They reached this conclusion after being sent back to the scene of their predecessors' humiliation to analyse what went wrong for Emperor Napoleon during his bloody struggle with the Duke of Wellington.

Brigadier-General Vincent Desportes ordered strategists from France's Armed Forces Employment Doctrine Centre to undertake the visit because "you learn more from your failures than from your successes". In the driving rain - as was the case on June 18, 1815 - the officers trod the flat Belgian fields where 15,000 British, 25,000 French and 8,000 Prussian soldiers were killed or wounded.
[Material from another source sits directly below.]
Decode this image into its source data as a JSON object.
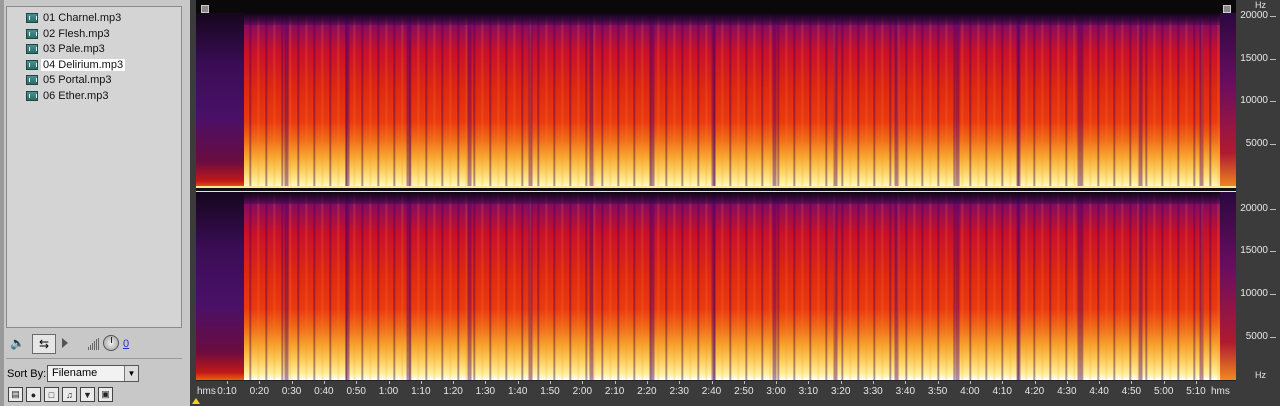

According to The Times, their aim was to understand why Napoleon underestimated Wellington, made a series of tactical errors and confused an army that had relied on his military genius.

The tour was organised by Peter Herrly, a retired US army colonel, who said that military planners needed to reflect on the past to prepare for the future.

The need for cohesion and communication in the stress of battle was as vital today as in 1815, he said.

Although technology had transformed warfare, there were constants in human nature that did not change.

Before his confrontation with Wellington, Napoleon's strategy was to "pick good people, let them know his intent and empower them to carry out it out. But at Waterloo, they didn't know his intent. He was not in good form - he was exhausted and he was caught in the friction of battle."

Orders got lost, intelligence was poor and underlings failed to take the initiative.

As a result, Napoleon's forces disintegrated as Field Marshall Gebhard von Blucher's Prussian army rode to support Wellington's troops.

He also made the critical mistake of dismissing Wellington as a "bad general", Mr Herrly said.

Although the British, US and German armies have long traditions of battlefield study tours, the concept is new to France.

The first was last year, to the Marne in eastern France, where the French halted the German advance on Paris at the start of the First World War.

The next will focus on Operation Dragoon, the Allied landings in Provence in August 1944 before the liberation of southern France.